Tal y como he comentado, la situación tiende a tranquilizarse porque la pandemia tiene visos de estar controlada. En los Países Bajos, al igual que en España, empezamos con la nueva cosecha, aunque nosotros lo hacemos un poco más tarde que la producción española.

¿Qué supone la producción española para Mulder?

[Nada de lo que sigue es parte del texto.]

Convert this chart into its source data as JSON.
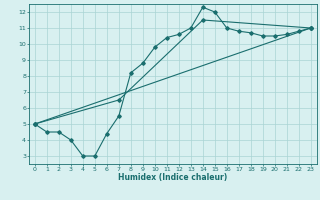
{
  "xlabel": "Humidex (Indice chaleur)",
  "bg_color": "#d8f0f0",
  "grid_color": "#aad4d4",
  "line_color": "#1a6e6e",
  "xlim": [
    -0.5,
    23.5
  ],
  "ylim": [
    2.5,
    12.5
  ],
  "xticks": [
    0,
    1,
    2,
    3,
    4,
    5,
    6,
    7,
    8,
    9,
    10,
    11,
    12,
    13,
    14,
    15,
    16,
    17,
    18,
    19,
    20,
    21,
    22,
    23
  ],
  "yticks": [
    3,
    4,
    5,
    6,
    7,
    8,
    9,
    10,
    11,
    12
  ],
  "line1_x": [
    0,
    1,
    2,
    3,
    4,
    5,
    6,
    7,
    8,
    9,
    10,
    11,
    12,
    13,
    14,
    15,
    16,
    17,
    18,
    19,
    20,
    21,
    22,
    23
  ],
  "line1_y": [
    5.0,
    4.5,
    4.5,
    4.0,
    3.0,
    3.0,
    4.4,
    5.5,
    8.2,
    8.8,
    9.8,
    10.4,
    10.6,
    11.0,
    12.3,
    12.0,
    11.0,
    10.8,
    10.7,
    10.5,
    10.5,
    10.6,
    10.8,
    11.0
  ],
  "line2_x": [
    0,
    23
  ],
  "line2_y": [
    5.0,
    11.0
  ],
  "line3_x": [
    0,
    7,
    14,
    23
  ],
  "line3_y": [
    5.0,
    6.5,
    11.5,
    11.0
  ]
}
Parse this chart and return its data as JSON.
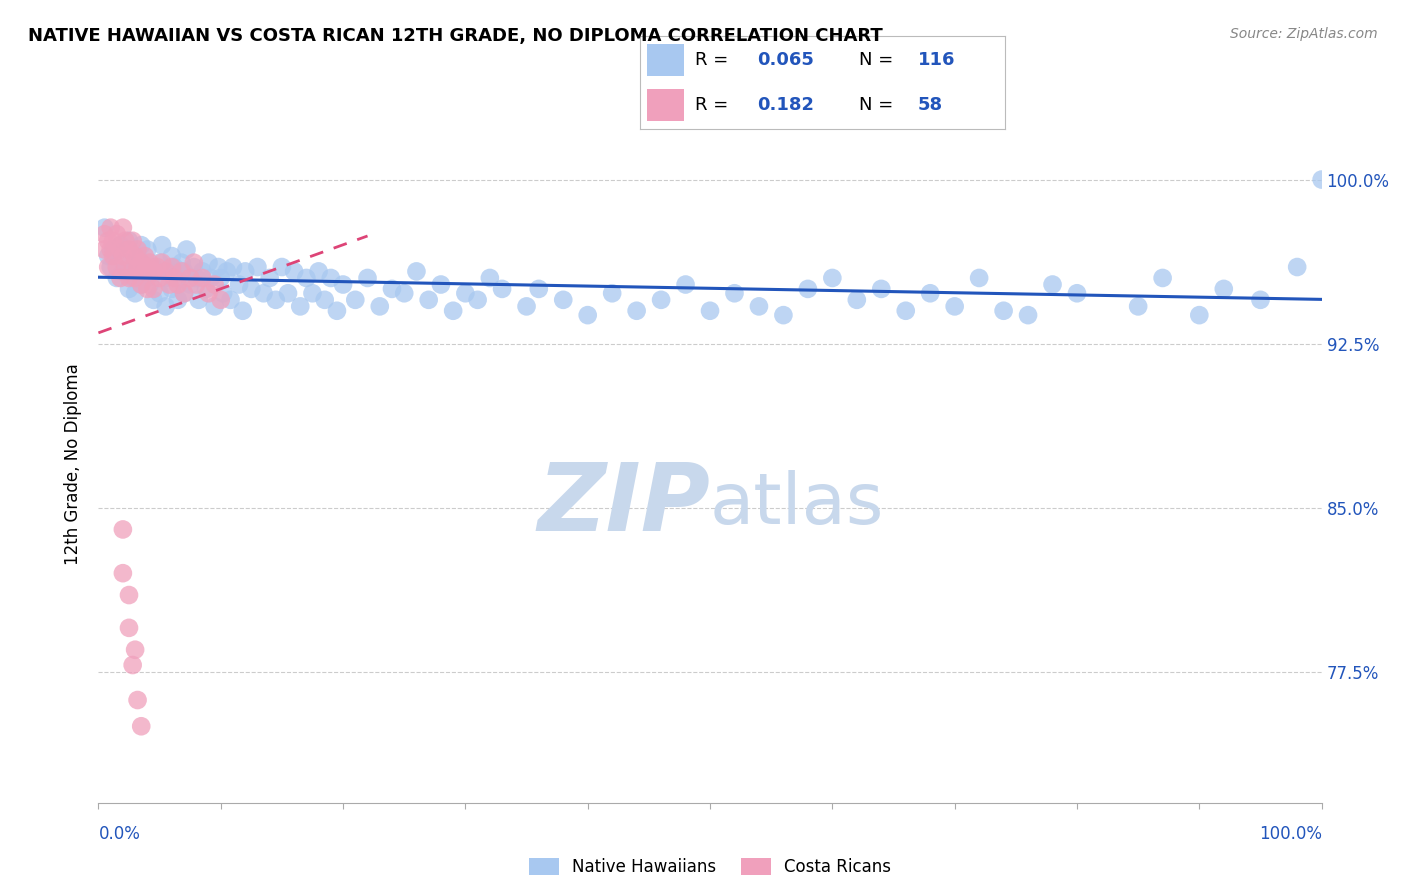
{
  "title": "NATIVE HAWAIIAN VS COSTA RICAN 12TH GRADE, NO DIPLOMA CORRELATION CHART",
  "source": "Source: ZipAtlas.com",
  "ylabel": "12th Grade, No Diploma",
  "legend_labels": [
    "Native Hawaiians",
    "Costa Ricans"
  ],
  "blue_color": "#A8C8F0",
  "pink_color": "#F0A0BC",
  "blue_line_color": "#2255BB",
  "pink_line_color": "#DD4477",
  "watermark_zip": "ZIP",
  "watermark_atlas": "atlas",
  "watermark_color_zip": "#C8D8EC",
  "watermark_color_atlas": "#C8D8EC",
  "ytick_labels": [
    "77.5%",
    "85.0%",
    "92.5%",
    "100.0%"
  ],
  "ytick_values": [
    0.775,
    0.85,
    0.925,
    1.0
  ],
  "xlim": [
    0.0,
    1.0
  ],
  "ylim": [
    0.715,
    1.025
  ],
  "blue_R": "0.065",
  "blue_N": "116",
  "pink_R": "0.182",
  "pink_N": "58",
  "blue_scatter_x": [
    0.005,
    0.008,
    0.01,
    0.012,
    0.015,
    0.018,
    0.02,
    0.022,
    0.025,
    0.025,
    0.028,
    0.03,
    0.03,
    0.032,
    0.035,
    0.035,
    0.038,
    0.04,
    0.04,
    0.042,
    0.045,
    0.045,
    0.048,
    0.05,
    0.05,
    0.052,
    0.055,
    0.055,
    0.058,
    0.06,
    0.06,
    0.062,
    0.065,
    0.065,
    0.068,
    0.07,
    0.07,
    0.072,
    0.075,
    0.078,
    0.08,
    0.082,
    0.085,
    0.088,
    0.09,
    0.092,
    0.095,
    0.098,
    0.1,
    0.102,
    0.105,
    0.108,
    0.11,
    0.115,
    0.118,
    0.12,
    0.125,
    0.13,
    0.135,
    0.14,
    0.145,
    0.15,
    0.155,
    0.16,
    0.165,
    0.17,
    0.175,
    0.18,
    0.185,
    0.19,
    0.195,
    0.2,
    0.21,
    0.22,
    0.23,
    0.24,
    0.25,
    0.26,
    0.27,
    0.28,
    0.29,
    0.3,
    0.31,
    0.32,
    0.33,
    0.35,
    0.36,
    0.38,
    0.4,
    0.42,
    0.44,
    0.46,
    0.48,
    0.5,
    0.52,
    0.54,
    0.56,
    0.58,
    0.6,
    0.62,
    0.64,
    0.66,
    0.68,
    0.7,
    0.72,
    0.74,
    0.76,
    0.78,
    0.8,
    0.85,
    0.87,
    0.9,
    0.92,
    0.95,
    0.98,
    1.0
  ],
  "blue_scatter_y": [
    0.978,
    0.965,
    0.96,
    0.968,
    0.955,
    0.97,
    0.958,
    0.962,
    0.95,
    0.972,
    0.955,
    0.96,
    0.948,
    0.965,
    0.952,
    0.97,
    0.96,
    0.955,
    0.968,
    0.952,
    0.96,
    0.945,
    0.958,
    0.962,
    0.948,
    0.97,
    0.955,
    0.942,
    0.958,
    0.965,
    0.95,
    0.96,
    0.955,
    0.945,
    0.962,
    0.958,
    0.948,
    0.968,
    0.952,
    0.96,
    0.955,
    0.945,
    0.958,
    0.95,
    0.962,
    0.955,
    0.942,
    0.96,
    0.955,
    0.948,
    0.958,
    0.945,
    0.96,
    0.952,
    0.94,
    0.958,
    0.95,
    0.96,
    0.948,
    0.955,
    0.945,
    0.96,
    0.948,
    0.958,
    0.942,
    0.955,
    0.948,
    0.958,
    0.945,
    0.955,
    0.94,
    0.952,
    0.945,
    0.955,
    0.942,
    0.95,
    0.948,
    0.958,
    0.945,
    0.952,
    0.94,
    0.948,
    0.945,
    0.955,
    0.95,
    0.942,
    0.95,
    0.945,
    0.938,
    0.948,
    0.94,
    0.945,
    0.952,
    0.94,
    0.948,
    0.942,
    0.938,
    0.95,
    0.955,
    0.945,
    0.95,
    0.94,
    0.948,
    0.942,
    0.955,
    0.94,
    0.938,
    0.952,
    0.948,
    0.942,
    0.955,
    0.938,
    0.95,
    0.945,
    0.96,
    1.0
  ],
  "pink_scatter_x": [
    0.005,
    0.005,
    0.008,
    0.008,
    0.01,
    0.01,
    0.012,
    0.012,
    0.015,
    0.015,
    0.018,
    0.018,
    0.02,
    0.02,
    0.022,
    0.022,
    0.025,
    0.025,
    0.028,
    0.028,
    0.03,
    0.03,
    0.032,
    0.032,
    0.035,
    0.035,
    0.038,
    0.038,
    0.04,
    0.04,
    0.042,
    0.045,
    0.045,
    0.048,
    0.05,
    0.052,
    0.055,
    0.058,
    0.06,
    0.062,
    0.065,
    0.068,
    0.07,
    0.075,
    0.078,
    0.08,
    0.085,
    0.09,
    0.095,
    0.1,
    0.02,
    0.02,
    0.025,
    0.025,
    0.028,
    0.03,
    0.032,
    0.035
  ],
  "pink_scatter_y": [
    0.975,
    0.968,
    0.972,
    0.96,
    0.968,
    0.978,
    0.965,
    0.972,
    0.96,
    0.975,
    0.968,
    0.955,
    0.965,
    0.978,
    0.96,
    0.972,
    0.968,
    0.955,
    0.96,
    0.972,
    0.965,
    0.955,
    0.968,
    0.96,
    0.962,
    0.952,
    0.965,
    0.958,
    0.96,
    0.95,
    0.962,
    0.958,
    0.95,
    0.96,
    0.955,
    0.962,
    0.958,
    0.952,
    0.96,
    0.955,
    0.952,
    0.958,
    0.948,
    0.955,
    0.962,
    0.952,
    0.955,
    0.948,
    0.952,
    0.945,
    0.84,
    0.82,
    0.81,
    0.795,
    0.778,
    0.785,
    0.762,
    0.75
  ]
}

España es un gran abastecedor de calibres grandes que exportamos al Reino Unido, donde la cebolla española se aprecia, pero lo cierto es que en este año tan atípico no hemos alcanzado los mismos volúmenes de ventas que en años pasados. También nos proveemos de producto español para el mercado alemán, pero con calibres adecuados para confeccionar butis. Los diferentes confinamientos que se han ido sucediendo en los países europeos junto con la incertidumbre que hemos vivido, nos ha pasado factura, pero esperamos que ésta sea una campaña más positiva.

¿Existe algún mercado que esté despuntando a pesar de la situación sanitaria?

Las exportaciones hasta Banjul, en Gambia, han crecido, aunque hay periodos en los que el país cierra sus fronteras con el objeto de proteger su propia cosecha.

En cuanto a orígenes, ¿hay alguna novedad? ¿cuáles son los principales países de los que se abastecen?

Acabamos de terminar la temporada de cebolla de procedencia neozelandesa, en una campaña que podemos calificar de satisfactoria. El producto con este origen se ha vendido, en su gran mayoría, en los supermercados alemanes.

Por otro lado, ¿hay nuevos destinos para Mulder?

Nuestra compañía siempre busca nuevos destinos, pero el mundo está interconectado y dependemos de otros proveedores mundiales para entrar en diferentes mercados. Un ejemplo, es lo que ocurre con India, uno de los grandes exportadores mundiales. Si India no sirve a Bangladesh o Sri Lanka, la cebolla de Mulder tiene oportunidades de negocio en estos países, pero mientras esté India suministrando, no.

¿Qué desafíos tiene Mulder en esta situación de pandemia?

Nuestro desafío pasa por seguir creciendo, pero en la situación actual debemos limitar ciertos riesgos que la pandemia ha puesto sobre la mesa en un mundo globalizado. Es decir, debemos tener en cuenta la situación de riesgo en determinados destinos.